Donald V. DeRosa (March 3, 1941 – April 1, 2026) was an American academic administrator who was the 23rd president of the University of the Pacific, serving from 1995 to 2009. In July 2009 he was named President Emeritus by the Board of Regents.

==Background==
DeRosa was born in New Rochelle, New York, and grew up in Eastchester, New York. He graduated from American International College (Springfield, Massachusetts) and held a Masters and PhD in psychology from Kent State University. DeRosa taught and served as chair of the Department of Psychology at Bowling Green State University (1968–1985) and was graduate dean and provost at the University of North Carolina at Greensboro (1985–1995).

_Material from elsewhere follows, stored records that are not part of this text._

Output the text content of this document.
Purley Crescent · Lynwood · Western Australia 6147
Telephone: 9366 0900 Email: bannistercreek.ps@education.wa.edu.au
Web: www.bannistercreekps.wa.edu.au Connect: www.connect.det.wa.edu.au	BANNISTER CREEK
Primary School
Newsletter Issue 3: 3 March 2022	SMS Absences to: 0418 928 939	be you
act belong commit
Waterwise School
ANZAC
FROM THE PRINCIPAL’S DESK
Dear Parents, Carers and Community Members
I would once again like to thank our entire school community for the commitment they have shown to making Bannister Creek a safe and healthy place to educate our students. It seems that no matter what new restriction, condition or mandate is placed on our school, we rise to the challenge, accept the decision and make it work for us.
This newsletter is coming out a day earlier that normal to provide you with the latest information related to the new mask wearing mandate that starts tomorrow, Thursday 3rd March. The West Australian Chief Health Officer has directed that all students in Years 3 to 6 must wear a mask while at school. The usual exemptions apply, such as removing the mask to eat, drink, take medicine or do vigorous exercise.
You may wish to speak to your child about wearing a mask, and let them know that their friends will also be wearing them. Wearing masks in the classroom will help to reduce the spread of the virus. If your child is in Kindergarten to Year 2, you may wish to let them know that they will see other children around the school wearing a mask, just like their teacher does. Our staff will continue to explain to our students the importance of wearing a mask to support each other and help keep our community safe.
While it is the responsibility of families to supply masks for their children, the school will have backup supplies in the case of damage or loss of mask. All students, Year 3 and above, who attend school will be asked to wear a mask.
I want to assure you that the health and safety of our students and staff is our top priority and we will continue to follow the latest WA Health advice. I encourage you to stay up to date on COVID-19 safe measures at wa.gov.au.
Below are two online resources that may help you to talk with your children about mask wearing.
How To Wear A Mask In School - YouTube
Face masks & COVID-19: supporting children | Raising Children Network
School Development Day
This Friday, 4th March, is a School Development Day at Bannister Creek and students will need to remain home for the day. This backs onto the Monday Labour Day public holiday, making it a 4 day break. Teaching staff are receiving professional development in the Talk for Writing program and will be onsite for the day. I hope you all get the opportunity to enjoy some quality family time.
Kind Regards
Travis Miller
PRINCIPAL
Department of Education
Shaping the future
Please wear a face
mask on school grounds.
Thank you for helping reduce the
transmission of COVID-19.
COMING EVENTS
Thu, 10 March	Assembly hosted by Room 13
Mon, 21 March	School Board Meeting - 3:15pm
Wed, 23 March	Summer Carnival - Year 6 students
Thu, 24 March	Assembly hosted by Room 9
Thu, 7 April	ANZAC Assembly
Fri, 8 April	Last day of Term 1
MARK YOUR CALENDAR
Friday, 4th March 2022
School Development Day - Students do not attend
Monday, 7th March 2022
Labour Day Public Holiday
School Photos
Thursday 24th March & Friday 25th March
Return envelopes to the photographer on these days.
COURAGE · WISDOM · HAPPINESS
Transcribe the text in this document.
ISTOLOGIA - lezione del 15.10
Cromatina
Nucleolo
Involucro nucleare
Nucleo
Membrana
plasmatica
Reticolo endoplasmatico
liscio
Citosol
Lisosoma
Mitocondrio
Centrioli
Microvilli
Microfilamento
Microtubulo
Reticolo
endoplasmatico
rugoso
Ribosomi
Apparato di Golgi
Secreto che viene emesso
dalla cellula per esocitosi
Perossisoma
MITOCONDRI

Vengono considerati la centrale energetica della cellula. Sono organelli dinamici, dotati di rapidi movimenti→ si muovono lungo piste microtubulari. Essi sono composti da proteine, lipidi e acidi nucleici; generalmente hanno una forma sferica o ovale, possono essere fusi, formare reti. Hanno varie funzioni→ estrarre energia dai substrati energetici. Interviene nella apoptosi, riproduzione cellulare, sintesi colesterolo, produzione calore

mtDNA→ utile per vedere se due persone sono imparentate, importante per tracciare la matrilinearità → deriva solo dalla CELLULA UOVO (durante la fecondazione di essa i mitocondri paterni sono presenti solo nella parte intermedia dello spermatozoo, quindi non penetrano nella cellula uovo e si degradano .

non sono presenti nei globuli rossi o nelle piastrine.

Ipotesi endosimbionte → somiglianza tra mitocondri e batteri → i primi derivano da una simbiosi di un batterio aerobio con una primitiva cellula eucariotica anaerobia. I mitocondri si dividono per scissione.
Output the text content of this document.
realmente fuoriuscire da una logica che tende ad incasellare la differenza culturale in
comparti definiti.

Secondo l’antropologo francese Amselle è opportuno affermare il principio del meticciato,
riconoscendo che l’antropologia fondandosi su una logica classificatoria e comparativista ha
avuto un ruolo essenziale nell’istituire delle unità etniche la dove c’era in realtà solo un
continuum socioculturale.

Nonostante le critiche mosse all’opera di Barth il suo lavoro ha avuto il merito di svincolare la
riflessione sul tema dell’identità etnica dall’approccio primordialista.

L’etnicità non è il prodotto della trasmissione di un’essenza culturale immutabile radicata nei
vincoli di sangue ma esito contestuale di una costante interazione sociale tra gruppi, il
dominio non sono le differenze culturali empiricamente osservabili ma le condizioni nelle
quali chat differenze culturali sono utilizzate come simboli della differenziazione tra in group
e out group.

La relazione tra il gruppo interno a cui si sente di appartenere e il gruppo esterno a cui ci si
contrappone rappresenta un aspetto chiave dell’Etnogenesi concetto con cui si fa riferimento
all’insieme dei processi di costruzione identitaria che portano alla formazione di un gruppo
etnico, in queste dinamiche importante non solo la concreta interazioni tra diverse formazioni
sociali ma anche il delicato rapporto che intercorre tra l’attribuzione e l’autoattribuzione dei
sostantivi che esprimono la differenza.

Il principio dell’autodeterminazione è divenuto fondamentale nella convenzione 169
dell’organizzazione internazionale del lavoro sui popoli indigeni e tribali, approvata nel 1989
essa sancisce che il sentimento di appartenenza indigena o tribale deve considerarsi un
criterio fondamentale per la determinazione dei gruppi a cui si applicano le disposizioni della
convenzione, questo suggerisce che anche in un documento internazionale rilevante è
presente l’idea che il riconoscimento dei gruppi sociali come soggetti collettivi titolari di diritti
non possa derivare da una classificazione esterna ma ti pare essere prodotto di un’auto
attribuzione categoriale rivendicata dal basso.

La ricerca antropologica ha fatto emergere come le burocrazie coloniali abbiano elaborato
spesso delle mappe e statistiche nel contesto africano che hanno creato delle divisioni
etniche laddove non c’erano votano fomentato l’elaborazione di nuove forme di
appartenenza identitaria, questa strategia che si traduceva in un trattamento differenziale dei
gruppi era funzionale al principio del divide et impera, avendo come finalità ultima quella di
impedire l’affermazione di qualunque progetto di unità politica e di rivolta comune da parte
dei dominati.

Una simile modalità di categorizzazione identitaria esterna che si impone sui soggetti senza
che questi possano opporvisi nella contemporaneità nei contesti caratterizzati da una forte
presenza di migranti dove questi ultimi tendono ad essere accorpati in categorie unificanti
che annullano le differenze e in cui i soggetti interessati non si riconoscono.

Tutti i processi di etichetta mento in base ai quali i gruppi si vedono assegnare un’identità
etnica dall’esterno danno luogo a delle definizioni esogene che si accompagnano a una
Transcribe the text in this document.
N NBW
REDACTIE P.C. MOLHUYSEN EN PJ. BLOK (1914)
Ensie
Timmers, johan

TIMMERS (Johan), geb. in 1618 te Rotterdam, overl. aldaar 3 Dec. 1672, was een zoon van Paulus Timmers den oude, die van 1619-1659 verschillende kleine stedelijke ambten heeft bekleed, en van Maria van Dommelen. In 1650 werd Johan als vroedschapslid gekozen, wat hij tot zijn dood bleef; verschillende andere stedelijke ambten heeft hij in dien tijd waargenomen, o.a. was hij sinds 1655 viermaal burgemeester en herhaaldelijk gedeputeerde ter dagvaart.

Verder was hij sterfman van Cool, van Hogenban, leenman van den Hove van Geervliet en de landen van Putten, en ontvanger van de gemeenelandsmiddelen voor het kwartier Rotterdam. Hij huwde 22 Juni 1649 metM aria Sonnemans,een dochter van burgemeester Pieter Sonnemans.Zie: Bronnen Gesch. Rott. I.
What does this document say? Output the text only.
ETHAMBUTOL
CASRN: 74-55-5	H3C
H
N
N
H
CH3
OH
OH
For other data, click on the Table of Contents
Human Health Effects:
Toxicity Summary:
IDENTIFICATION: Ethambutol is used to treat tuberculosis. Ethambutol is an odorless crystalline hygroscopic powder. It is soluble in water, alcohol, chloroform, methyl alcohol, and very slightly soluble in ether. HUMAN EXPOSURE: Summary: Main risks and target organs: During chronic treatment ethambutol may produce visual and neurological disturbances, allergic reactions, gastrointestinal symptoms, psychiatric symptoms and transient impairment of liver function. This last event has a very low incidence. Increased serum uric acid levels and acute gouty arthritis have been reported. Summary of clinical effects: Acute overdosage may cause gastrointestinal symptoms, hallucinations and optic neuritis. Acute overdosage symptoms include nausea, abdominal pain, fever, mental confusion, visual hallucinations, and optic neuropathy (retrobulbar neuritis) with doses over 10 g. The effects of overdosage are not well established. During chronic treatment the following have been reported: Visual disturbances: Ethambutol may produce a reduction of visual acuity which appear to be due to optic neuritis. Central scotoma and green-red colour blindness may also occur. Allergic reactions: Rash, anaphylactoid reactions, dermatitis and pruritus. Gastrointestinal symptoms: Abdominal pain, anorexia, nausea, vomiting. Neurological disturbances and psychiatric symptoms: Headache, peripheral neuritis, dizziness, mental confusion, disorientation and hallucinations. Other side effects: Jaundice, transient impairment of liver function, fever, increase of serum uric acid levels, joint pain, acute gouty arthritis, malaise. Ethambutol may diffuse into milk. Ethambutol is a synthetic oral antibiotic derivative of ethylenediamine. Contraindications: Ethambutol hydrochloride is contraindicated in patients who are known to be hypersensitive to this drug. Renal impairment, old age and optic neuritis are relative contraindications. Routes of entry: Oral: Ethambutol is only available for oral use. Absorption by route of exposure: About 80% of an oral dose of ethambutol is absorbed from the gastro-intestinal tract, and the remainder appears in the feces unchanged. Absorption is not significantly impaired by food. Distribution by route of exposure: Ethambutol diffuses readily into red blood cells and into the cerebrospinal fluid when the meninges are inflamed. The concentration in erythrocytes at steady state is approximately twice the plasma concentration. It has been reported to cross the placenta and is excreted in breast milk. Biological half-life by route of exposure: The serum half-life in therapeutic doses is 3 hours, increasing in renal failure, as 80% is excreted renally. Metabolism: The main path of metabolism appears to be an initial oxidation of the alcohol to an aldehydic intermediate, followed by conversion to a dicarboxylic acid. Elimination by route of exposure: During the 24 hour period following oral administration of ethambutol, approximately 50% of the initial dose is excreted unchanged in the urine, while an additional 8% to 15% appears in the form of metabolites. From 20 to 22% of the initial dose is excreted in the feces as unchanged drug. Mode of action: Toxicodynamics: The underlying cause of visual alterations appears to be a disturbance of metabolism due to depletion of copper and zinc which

==University of the Pacific==
DeRosa was named President of the University of the Pacific in 1995.
His presidency has been described as transformative and historic. Most notable during his presidency were the establishment of the Brubeck Institute, a 400% increase in undergraduate applications, over 200 million dollars in new and renovated facilities, and the ranking of Pacific as a top 100 University by US News.

In 2007, he secured a 100 million dollar estate gift from Robert and Jeannette Powell: at the time one of the largest single gifts ever received by a college or University. Shortly thereafter the university concluded a highly successful 330 million dollar campaign.

In 2008, Pacific's Board of Regents named the newly constructed university center the Don and Karen DeRosa University Center.

==Death==
DeRosa died on April 1, 2026, at the age of 85.